Lorsqu’une richesse s’épuise, il arrive souvent que l’on tente, quelques années plus tard, d’en ré-exploiter les déchets. Ce fut le cas des « stériles » des mines de galène argentifère du cap Sunion en Grèce qui firent la richesse d’Athènes. 2500 ans plus tard, les déchets de Thémistocle furent retraités pour en extirper les dernières onces de métal précieux. Mais le peu que l’on récupère rembourse rarement les équipements mises en œuvre.
C’est pourtant ce que tente de faire une nouvelle proposition de loi visant à ré-exploiter de manière commerciale les écrits toujours soumis aux droits d’auteur mais indisponibles en librairie et orphelins (autrement dit sans descendant connu des auteurs). Cette tentative d’exploitation des « stériles » littéraires soulève l’indignation de plusieurs associations, dont Adullact, l’Aful et Ffii France, qui estiment cette tentative de récupération des œuvres oubliées comme inutile et surtout nuisible à la diffusion réelle de l’œuvre.
En pratique, explique la loi, une « société de gestion collective obligatoire » (SGCO), serait chargée de décider de la republication ou de l’oubli d’une œuvre écrite, par exemple, au lendemain de la guerre de 14. Ceci, précisent les associations, sans même être obligé de rechercher les éventuels auteurs ou ayants droit : de la matière première à pas cher, qui spolierait donc les familles des auteurs au profit des professionnels de l’édition, tout en s’arrogeant sans recours possible le droit de donner des ailes à un livre ou l’envoyer définitivement au pilon mémoriel. D’autant plus qu’il n’est pas question pour la SGCO « d’investir » sur ces auteurs oubliés pour les ressortir sur papier, mais de diffuser leurs œuvres sous forme numérisée, immatérielle, donc sans coût réel de distribution ou de fabrication… Le tout fort probablement, accompagné de protections anti-copie de type DRM interdisant de transférer une œuvre d’un support à un autre, d’une main à une autre, comme cela est le cas depuis près de 5000 ou 7000 ans que l’on utilise l’écriture. La SGCO est en outre libérée de tout droit d’exhaustivité. L’on aurait pu considérer que la saisie de l’intégralité des ouvrages retrouvés en bibliothèque puisse justifier cette exploitation commerciale, elle-même destinée à financer ce travail de « fouille de sauvetage » littéraire. Non, pas plus qu’il n’y aura de recherche des héritiers ou des auteurs, il ne saurait y avoir le moindre travail de préservation le plus complet possible. La SGCO n’a pas mission de préserver un patrimoine mais d’exploiter ce qu’elle estime exploitable.
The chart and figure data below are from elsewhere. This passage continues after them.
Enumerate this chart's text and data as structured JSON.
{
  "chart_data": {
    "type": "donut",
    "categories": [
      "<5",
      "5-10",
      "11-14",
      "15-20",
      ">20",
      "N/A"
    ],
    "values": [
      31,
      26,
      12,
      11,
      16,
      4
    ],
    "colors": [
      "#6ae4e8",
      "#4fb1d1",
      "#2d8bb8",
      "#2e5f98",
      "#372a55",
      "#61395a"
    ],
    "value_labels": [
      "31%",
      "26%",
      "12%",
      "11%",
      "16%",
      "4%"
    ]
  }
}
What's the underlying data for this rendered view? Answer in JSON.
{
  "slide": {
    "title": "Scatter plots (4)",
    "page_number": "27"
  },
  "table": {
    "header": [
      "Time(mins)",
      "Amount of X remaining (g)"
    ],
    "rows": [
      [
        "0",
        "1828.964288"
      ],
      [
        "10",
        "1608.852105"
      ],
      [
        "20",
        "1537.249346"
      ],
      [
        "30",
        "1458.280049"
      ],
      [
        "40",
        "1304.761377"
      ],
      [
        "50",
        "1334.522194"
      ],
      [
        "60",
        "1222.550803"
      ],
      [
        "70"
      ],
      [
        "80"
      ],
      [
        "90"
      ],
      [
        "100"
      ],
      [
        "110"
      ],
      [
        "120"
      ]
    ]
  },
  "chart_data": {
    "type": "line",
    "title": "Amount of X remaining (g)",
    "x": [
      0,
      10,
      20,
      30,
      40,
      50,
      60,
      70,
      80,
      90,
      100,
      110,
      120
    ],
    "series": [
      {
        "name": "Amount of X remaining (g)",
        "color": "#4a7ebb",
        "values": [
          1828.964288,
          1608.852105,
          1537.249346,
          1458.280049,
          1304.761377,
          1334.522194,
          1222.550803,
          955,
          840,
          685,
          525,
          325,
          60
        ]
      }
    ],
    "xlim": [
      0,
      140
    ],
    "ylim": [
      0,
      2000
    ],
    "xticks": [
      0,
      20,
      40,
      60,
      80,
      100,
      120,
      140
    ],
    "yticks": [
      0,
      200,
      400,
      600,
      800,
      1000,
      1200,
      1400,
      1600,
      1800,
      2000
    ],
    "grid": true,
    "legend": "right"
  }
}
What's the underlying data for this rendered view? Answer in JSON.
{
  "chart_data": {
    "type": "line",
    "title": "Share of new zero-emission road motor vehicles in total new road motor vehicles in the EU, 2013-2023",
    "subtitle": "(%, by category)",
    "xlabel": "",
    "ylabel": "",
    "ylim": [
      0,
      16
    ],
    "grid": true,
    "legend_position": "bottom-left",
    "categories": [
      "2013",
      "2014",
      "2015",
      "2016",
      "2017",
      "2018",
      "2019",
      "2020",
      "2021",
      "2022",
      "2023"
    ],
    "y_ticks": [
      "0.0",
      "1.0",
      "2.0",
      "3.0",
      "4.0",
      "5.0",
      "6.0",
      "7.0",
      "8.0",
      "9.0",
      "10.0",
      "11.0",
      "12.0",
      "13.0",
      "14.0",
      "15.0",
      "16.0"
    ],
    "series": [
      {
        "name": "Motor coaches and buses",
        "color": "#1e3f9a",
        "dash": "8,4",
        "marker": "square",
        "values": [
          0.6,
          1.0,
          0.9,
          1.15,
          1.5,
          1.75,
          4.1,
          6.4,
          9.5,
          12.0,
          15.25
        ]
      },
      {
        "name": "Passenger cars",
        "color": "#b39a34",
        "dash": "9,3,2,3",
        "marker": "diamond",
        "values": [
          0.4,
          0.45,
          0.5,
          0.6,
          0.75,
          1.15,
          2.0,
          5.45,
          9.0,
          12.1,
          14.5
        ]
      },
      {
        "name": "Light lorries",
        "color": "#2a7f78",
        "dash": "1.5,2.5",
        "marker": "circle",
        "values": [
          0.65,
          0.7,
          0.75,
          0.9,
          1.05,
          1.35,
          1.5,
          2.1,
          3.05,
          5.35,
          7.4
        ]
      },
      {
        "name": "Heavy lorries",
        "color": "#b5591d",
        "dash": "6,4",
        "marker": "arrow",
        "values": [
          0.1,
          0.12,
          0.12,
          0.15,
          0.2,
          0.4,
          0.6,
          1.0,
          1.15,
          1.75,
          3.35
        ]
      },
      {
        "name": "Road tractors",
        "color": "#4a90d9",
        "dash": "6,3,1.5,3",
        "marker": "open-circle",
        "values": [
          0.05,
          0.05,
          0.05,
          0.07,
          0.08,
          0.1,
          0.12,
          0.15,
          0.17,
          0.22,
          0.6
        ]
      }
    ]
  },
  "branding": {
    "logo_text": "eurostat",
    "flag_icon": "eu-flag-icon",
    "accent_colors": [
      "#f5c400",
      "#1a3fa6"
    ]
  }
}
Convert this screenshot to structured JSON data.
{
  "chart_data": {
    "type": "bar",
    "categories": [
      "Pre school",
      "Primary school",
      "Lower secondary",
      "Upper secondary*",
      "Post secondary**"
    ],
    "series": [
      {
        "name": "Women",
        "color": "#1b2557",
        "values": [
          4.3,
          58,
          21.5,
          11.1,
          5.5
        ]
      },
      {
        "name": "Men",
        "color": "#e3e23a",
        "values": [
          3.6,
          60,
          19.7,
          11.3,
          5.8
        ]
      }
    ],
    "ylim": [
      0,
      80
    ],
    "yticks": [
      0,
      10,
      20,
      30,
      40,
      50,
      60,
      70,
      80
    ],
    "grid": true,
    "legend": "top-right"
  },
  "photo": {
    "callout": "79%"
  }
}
Voilà qui rappelle quelque peu une autre forme d’appropriation du travail des générations passées dans le domaine des semences agricoles.
Il s’agit ni plus ni moins, explique le porte-parole de l’Aful, de légaliser ce qu’avait tenté de faire Google il y a quelques années et qui avait soulevé l’indignation de ces mêmes députés. C’est là une forme de piratage légal, insiste le communiqué commun des associations.
Existe-t-il une solution alternative ? Pour Bernard Lang, de l’Aful, la voie royale s’appelle « le Libre ». La création d’une filière de diffusion des ouvrages un peu à la sauce Linux, Projet Gutenberg ou Creative Commons, qui permettrait, grâce à une diffusion plus vaste car moins contrainte, d’offrir une nouvelle jeunesse aux « Histoires d’un petit parisien autour du monde » et autres romans oubliés du début du XXème siècle. « Présumer que les auteurs des œuvres indisponibles, donc ayant un faible succès commercial, souhaitent être diffusés numériquement de façon lucrative plutôt que gratuitement est donc manifestement abusif. L’imposer va à l’encontre de l’objectif affiché de relancer la littérature du XXe siècle, et empiète sans nécessité aucune sur le droit exclusif des auteurs à interdire l’usage et l’exploitation de leurs œuvres » insiste l’Aful. D’autant plus que cette loi peut conduire à une situation paradoxale. Puisque la SGCO s’approprie un droit exclusif sur les œuvres, « on peut se demander si un auteur décidant d’exploiter lui-même sur l’Internet son propre livre, publié au XXe siècle et indisponible, risquerait alors des poursuites en contrefaçon et une condamnation à 3 ans de prison et 300 000 euros d’amende ».